Ahead of the conference a series of on-line e-discussions, ‘Urban Dialogues’, are being launched with the aim of integrating all voices and bringing forward new and emerging thinking in the elaboration of the New Urban Agenda. An online dialogue on the Spatial Development strand started on 6th July 2015 and you can sign up to join: Welcome to “Spatial Development”.

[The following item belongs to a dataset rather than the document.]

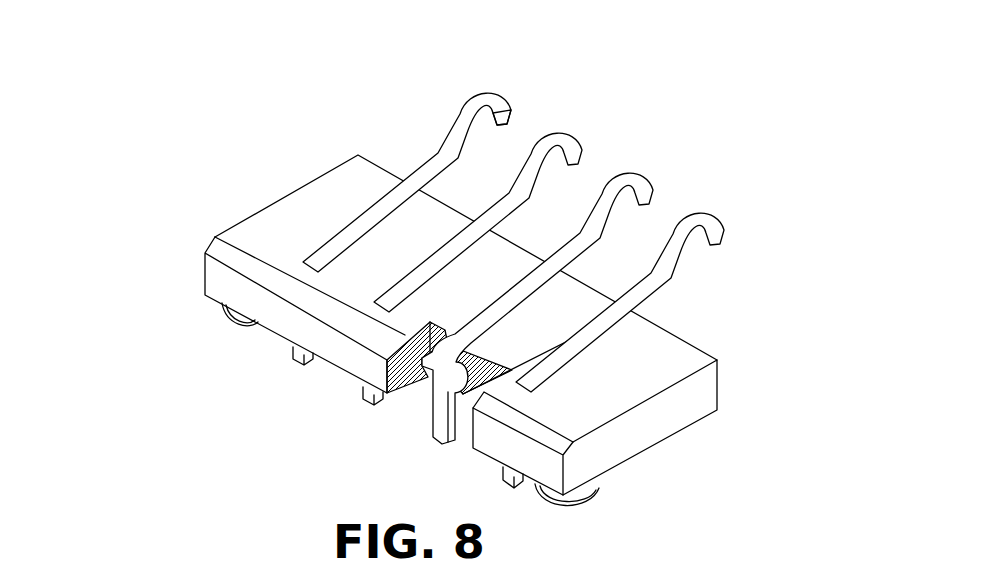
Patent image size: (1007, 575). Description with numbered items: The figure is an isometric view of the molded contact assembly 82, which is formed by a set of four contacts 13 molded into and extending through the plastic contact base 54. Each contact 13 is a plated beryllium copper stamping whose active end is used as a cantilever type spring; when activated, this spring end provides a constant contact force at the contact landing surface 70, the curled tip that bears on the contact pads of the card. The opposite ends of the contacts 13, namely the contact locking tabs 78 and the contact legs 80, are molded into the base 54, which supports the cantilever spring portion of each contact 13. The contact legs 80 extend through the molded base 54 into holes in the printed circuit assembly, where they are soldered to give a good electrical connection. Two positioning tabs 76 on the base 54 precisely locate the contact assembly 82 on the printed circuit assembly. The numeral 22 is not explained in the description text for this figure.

Ahead of this the United Nations have published a series of Issue Papers including one on Urban and Spatial Planning and Design. Key issues are summarised along with key drivers for action outlined. some interesting statistics and data are included such as:
- Cities currently generate 80% of the global GDP while accommodating over 50% of the world population on 3% of its surface area, with the wealthiest 100 cities generating 35% of global GDP . However, deficient planning and infrastructure can reduce business productivity by as much as 40 per cent
- The discipline of urban and spatial planning is underrepresented in many developing areas, with 0.97 accredited planners per 100,000 people in some African countries and 0.23 in India. This is compared to 37.63 in the United Kingdom and 12.77 in the United States
- In 2015, the ‘Global Risk Landscape’ by the World Economic Forum (WEF) identified urban planning failure as a risk factor creating social, environmental and health challenges. The significance of this risk is underlined by the fact that in 2012, more than 60% of the area projected to be urban in 2030 was yet to be built
Habitat III offers an opportunity to discuss the challenge of how cities, towns and villages are planned and managed, in order to fulfill their role as drivers of sustainable development, and hence shape the implementation of new global development and climate change goals.